Wild fing ich zu laufen an. Der Staub wirbelte unter jedem meiner Schritte auf und verteilte sich in der Luft. Winzige Körnchen fanden den Weg in meine Luftröhre und machten mir das Atmen schwer. Die Geschwindigkeit, die ich hartnäckig beibehielt, machte es nicht gerade besser. Inzwischen brannte die Sonne auf mich hinunter und ich fing an zu schwitzen.
Doch diese Beschwerden blendete mein Kopf gleich wieder aus, sobald ich an das Ziel und den Zweck meiner Eile dachte. Also rannte ich, mittlerweile mit schmerzenden Füßen weiter, als ob ich damit auch nur ein klitzekleines bisschen von der Realität ändern könnte. Immer weiter Richtung Hotel.
Mit pochendem Herzen und brennenden Lungen stand ich in gebeugter Haltung an der Gassengrenze eines großen Hofes, der komplett mit grünem Rasen bewachsen war. Die Hände hatte ich auf den Knieen abgestützt und ich atmete heftig.
Als sich mein ausgelaugter Körper etwas erholt hatte, betrachtete ich das große, weiße Gebäude, das sich vor mir erhob. Es sah zwar ziemlich antik aus, aber keineswegs ungepflegt oder gar verfallen. Der riesige Hof mit dem klar grünen Gras, den unzähligen, sorgfältig gestutzten Büschen, elegant organisierte, kleine Sträucher und die vielen Blumen die in so verschiedenen Farben strahlten, machten ihrem Namen alle Ehre. Es war wahrhaftig ein Paradies! Ein Paradies in dem Leah wohnte. Meiner Leah. Obwohl, ich wusste ja gar nicht, ob sie immer noch mein war. Denn, wenn die Jungs sich vorhin nicht getäuscht hatten, war sie bereits Ehefrau eines älteren Herren.
Ich musste einen Würgereiz unterdrücken. Allein diese Vorstellung löste eine solch enorme Übelkeit in mir aus, dass mein Magen das Mittagessen am liebsten gleich wieder zurück in die Freiheit geschickt hätte. Einatmen, ausatmen, wiederholte ich im Innern immer wieder und schloss kurz die Augen, während ich mich wieder aufrichtete.

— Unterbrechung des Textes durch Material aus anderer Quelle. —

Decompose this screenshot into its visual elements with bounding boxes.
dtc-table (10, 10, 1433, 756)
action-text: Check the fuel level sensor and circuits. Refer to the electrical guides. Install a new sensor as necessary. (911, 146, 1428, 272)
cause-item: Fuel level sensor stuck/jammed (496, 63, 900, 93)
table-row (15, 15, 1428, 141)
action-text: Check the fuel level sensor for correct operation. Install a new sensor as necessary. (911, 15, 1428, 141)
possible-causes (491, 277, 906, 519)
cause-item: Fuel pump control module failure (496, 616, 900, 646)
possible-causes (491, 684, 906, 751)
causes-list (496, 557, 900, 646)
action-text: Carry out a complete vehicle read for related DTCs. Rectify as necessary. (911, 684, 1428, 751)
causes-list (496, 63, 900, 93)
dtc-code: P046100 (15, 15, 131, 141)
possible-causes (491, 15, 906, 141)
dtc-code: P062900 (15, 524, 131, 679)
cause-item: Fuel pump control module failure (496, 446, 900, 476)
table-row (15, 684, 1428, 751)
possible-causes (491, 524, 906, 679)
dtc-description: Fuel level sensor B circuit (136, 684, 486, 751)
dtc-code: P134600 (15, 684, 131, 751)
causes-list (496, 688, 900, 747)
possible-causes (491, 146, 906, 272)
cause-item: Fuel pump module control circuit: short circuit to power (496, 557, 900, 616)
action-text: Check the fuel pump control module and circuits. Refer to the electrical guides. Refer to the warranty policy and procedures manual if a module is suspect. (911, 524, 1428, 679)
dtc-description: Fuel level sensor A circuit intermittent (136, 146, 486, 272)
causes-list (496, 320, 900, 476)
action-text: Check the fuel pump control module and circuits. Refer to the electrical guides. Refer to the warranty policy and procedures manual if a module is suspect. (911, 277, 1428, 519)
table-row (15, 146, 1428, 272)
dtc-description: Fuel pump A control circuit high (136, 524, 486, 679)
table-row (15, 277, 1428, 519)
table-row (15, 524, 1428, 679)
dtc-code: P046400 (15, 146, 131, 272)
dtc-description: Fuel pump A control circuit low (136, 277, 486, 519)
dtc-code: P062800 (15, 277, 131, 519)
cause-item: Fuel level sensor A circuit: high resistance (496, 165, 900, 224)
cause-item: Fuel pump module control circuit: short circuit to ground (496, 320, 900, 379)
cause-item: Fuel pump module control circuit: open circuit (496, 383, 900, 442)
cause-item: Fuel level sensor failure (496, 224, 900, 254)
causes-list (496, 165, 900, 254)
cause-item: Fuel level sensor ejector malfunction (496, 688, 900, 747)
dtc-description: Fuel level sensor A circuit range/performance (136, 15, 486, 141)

Es gab nur einen einzigen Weg, herauszufinden, was heute wirklich passiert war und plötzlich wusste ich gar nicht mehr, ob ich das wirklich wollte. Was, wenn sie tatsächlich geheiratet hätte? Wohin dann? Oder was bliebe mir dann noch? Ein armseliges, verkorkstes Leben. Das war alles. Denn ohne Leah wäre mein Leben so unendlich öde und traurig. Bei diesem Gedanken zog mein Herz sich quälend langsam zusammen. Nein, ich wollte und konnte mein Leben nicht ohne sie verbringen, das wurde mir schmerzlich bewusst.
Lngsam und mit einer Unruhe im Herzen, wie ich sie noch nie gekannt hatte, schritt ich die Auffahrt entlang. Zu dessen beiden Seiten wuchsen kleine, dunkelgrüne Pflanzen mit langen, ovalen Blättern. Der Rasen, der sich über eine große Fläche rund um das Hotel erstreckte, war allem Anschein nach auf Millimeter gleich lang geschnitten worden.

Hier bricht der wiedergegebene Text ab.